- Theatrical release poster
- Directed by: Victor Sjöström
- Written by: Screenplay:; Victor Sjöström; Sam Ask; Play:; Jóhann Sigurjónsson;
- Produced by: Charles Magnusson
- Starring: Victor Sjöström; Edith Erastoff;
- Cinematography: Julius Jaenzon
- Release date: 1 January 1918;
- Running time: 111 minutes
- Country: Sweden
- Languages: Silent film; Swedish intertitles;

= The Outlaw and His Wife =

Full film

The Outlaw and His Wife (Berg-Ejvind och hans hustru) is a 1918 Swedish silent film directed by Victor Sjöström, based on a play from 1911 by Jóhann Sigurjónsson. It tells the story of Eyvind of the Hills, an 18th-century Icelandic outlaw.

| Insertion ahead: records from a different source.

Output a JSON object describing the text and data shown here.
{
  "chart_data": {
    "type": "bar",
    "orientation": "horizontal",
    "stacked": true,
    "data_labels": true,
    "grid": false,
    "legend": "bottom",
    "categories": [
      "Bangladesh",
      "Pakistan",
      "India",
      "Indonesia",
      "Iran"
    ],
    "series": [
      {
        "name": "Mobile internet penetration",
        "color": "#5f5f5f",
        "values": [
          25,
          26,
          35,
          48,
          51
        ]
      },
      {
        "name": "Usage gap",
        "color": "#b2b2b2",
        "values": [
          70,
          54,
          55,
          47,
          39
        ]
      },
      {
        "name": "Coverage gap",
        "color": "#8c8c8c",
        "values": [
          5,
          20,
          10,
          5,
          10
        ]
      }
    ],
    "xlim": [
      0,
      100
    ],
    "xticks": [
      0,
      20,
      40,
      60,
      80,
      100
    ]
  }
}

The film was groundbreaking for its portrayal of wild nature. It was shot in two sessions in the spring and late summer 1917, with Åre and Abisko in northern Sweden acting as the highlands of Iceland.

== Plot==
A stranger who calls himself Kári comes to a farm in the north country. He is hired as a laborer, and the widowed farm owner Halla becomes infatuated with him. The local bailiff, Björn, who is Hall's deceased husband's brother and wants to marry her, becomes jealous of Kári. Another man tells the bailiff that Kári is in fact a thief and fugitive named Eyvind. Kári at first denies being Eyvind and then defeats Björn in a wrestling contest as a measure of his sincerity. However, when Halla proposes marriage, he confesses the truth of what happened in his earlier impoverished life as Eyvind.

When the bailiff returns with others to arrest Eyvind, he and Halla abandon the farm for the bare, cold highlands, where they live for many happy years. They have a baby girl and are accompanied by their friend Arnes.

However, around the time the girl is three, Arnes confesses his loneliness and love for Halla. Halla does not share his feelings, and he decides to leave them. As he is walking away, he sees a group of men approaching and runs back to warn Eyvind and Halla. The men arrive at the same time, and a fight ensues. In fear of capture, Halla throws her child off the cliff into the river below.

Eyvind and Halla escape into the hostile winter. Some time later, they are holed up in a small cabin with no food. They are crazed with hunger. Eyvind considers abandoning Halla but does not. When Eyvind goes for firewood, Halla wanders out of the cabin and freezes in the snow. Eyvind finds her and holds her until he has died, frozen by her side.

==Cast==
- Victor Sjöström as Eyvind of the Hills
- Edith Erastoff as Halla
- John Ekman as Arnes
- Jenny Tschernichin-Larsson as Guðfinna
- Artur Rolén as Farmhand
- Nils Ahrén as Björn Bergstéinsson
- William Larsson as Bjarni Sveinbjörnsson

== Critical reception ==
Jeff Stafford shared the following thoughts in an essay on the film written for the 2013 San Francisco Silent Film Festival:

While The Outlaw and His Wife (1918) is not as well known [as his later films], it is considered by many film historians to be Sjöström's silent-era masterpiece and, nearly a century after its release, is enjoying a revival that should elevate its stature in the director's pantheon... The Outlaw and His Wife is also infused with a kind of pantheism and puritanical morality that came to mark Swedish cinema. As social renegades the lovers feel their transgressions are subject to the laws of an indifferent universe and when cornered by their pursuers, Halla makes a personal sacrifice that reflects an Old Testament sense of vindication... Film critic David Thomson noted a recurring quality in Sjöström's best work of "wild feelings bursting through moral and social inhibition" and that is an apt summation of the universe of The Outlaw and His Wife where passion and intolerance coexist.